Cependant, il n’est pas nécessaire de connaître tous les détails des événements pour avoir une vision pleine de la réalité. Ce qui importe ici, c’est précisément le point de vue, tel ou tel angle de perception de cette réalité. Plus exactement, de prise de conscience, et pas seulement de perception: la perception seule ne suffit pas à une vision pleine. Pour cela, il faut savoir en quelque sorte prendre du recul, regarder la situation de côté, et prendre du recul non seulement par rapport à ce qui se passe ici et maintenant, mais aussi par rapport aux modèles habituels de perception de la réalité en général. Ce n’est qu’en se trouvant hors de leurs cadres qu’on peut comprendre ce qui se passe réellement sous ses yeux. Avec un tel regard, personne n’aurait vu en Joseph un sauveur: on aurait seulement vu en lui un administrateur d’État efficace qui avait su tirer parti d’une situation favorable pour lui, c’est-à-dire qu’on aurait vu celui qu’il était en réalité.
Bien sûr, le rôle de Joseph dans le salut concret de personnes menacées de mourir de faim n’aurait pas été diminué par un tel regard, mais il serait devenu évident pour les sauvés qu’il fallait remercier non pas Joseph lui-même, mais Celui qui l’avait placé au poste de premier ministre dans un pays qui n’était même pas sa patrie.
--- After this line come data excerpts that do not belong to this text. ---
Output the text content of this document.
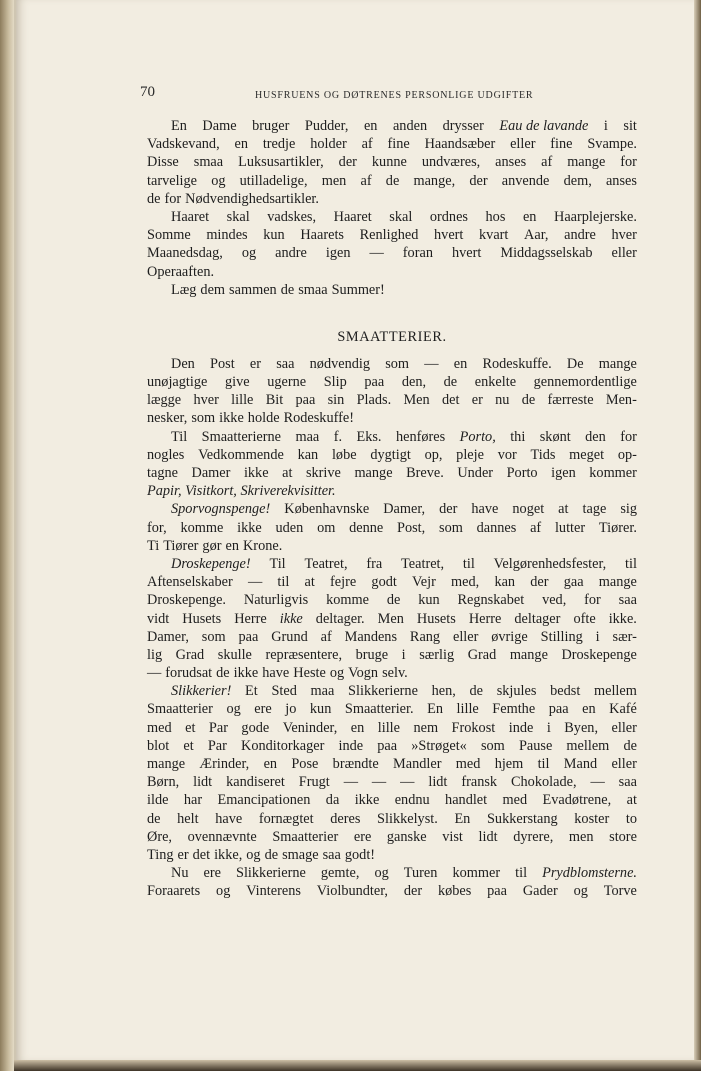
70	HUSFRUENS OG DØTRENES PERSONLIGE UDGIFTER
En Dame bruger Pudder, en anden drysser Eau de lavande i sit
Vadskevand, en tredje holder af fine Haandsæber eller fine Svampe.
Disse smaa Luksusartikler, der kunne undværes, anses af mange for
tarvelige og utilladelige, men af de mange, der anvende dem, anses
de for Nødvendighedsartikler.
Haaret skal vadskes, Haaret skal ordnes hos en Haarplejerske.
Somme mindes kun Haarets Renlighed hvert kvart Aar, andre hver
Maanedsdag, og andre igen — foran hvert Middagsselskab eller
Operaaften.
Læg dem sammen de smaa Summer!
SMAATTERIER.
Den Post er saa nødvendig som — en Rodeskuffe. De mange
unøjagtige give ugerne Slip paa den, de enkelte gennemordentlige
lægge hver lille Bit paa sin Plads. Men det er nu de færreste Men-
nesker, som ikke holde Rodeskuffe!
Til Smaatterierne maa f. Eks. henføres Porto, thi skønt den for
nogles Vedkommende kan løbe dygtigt op, pleje vor Tids meget op-
tagne Damer ikke at skrive mange Breve. Under Porto igen kommer
Papir, Visitkort, Skriverekvisitter.
Sporvognspenge! Københavnske Damer, der have noget at tage sig
for, komme ikke uden om denne Post, som dannes af lutter Tiører.
Ti Tiører gør en Krone.
Droskepenge! Til Teatret, fra Teatret, til Velgørenhedsfester, til
Aftenselskaber — til at fejre godt Vejr med, kan der gaa mange
Droskepenge. Naturligvis komme de kun Regnskabet ved, for saa
vidt Husets Herre ikke deltager. Men Husets Herre deltager ofte ikke.
Damer, som paa Grund af Mandens Rang eller øvrige Stilling i sær-
lig Grad skulle repræsentere, bruge i særlig Grad mange Droskepenge
— forudsat de ikke have Heste og Vogn selv.
Slikkerier! Et Sted maa Slikkerierne hen, de skjules bedst mellem
Smaatterier og ere jo kun Smaatterier. En lille Femthe paa en Kafé
med et Par gode Veninder, en lille nem Frokost inde i Byen, eller
blot et Par Konditorkager inde paa »Strøget« som Pause mellem de
mange Ærinder, en Pose brændte Mandler med hjem til Mand eller
Børn, lidt kandiseret Frugt — — — lidt fransk Chokolade, — saa
ilde har Emancipationen da ikke endnu handlet med Evadøtrene, at
de helt have fornægtet deres Slikkelyst. En Sukkerstang koster to
Øre, ovennævnte Smaatterier ere ganske vist lidt dyrere, men store
Ting er det ikke, og de smage saa godt!
Nu ere Slikkerierne gemte, og Turen kommer til Prydblomsterne.
Foraarets og Vinterens Violbundter, der købes paa Gader og Torve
Or, pour Dieu comme pour Joseph lui-même, ce n’était tout de même pas l’Égypte ni les Égyptiens qui étaient au centre de l’attention, mais ses propres compatriotes, pour lesquels, comme il le comprend lui-même, Dieu l’a envoyé en Égypte. Par les mains de Joseph, Dieu réalise son plan; et en le réalisant, il sauve par ces mêmes mains de la mort par la famine de nombreux habitants du pays lié à l’accomplissement de son plan. Ainsi agit Dieu: en sauvant d’un seul coup autant de personnes qu’il est possible de sauver.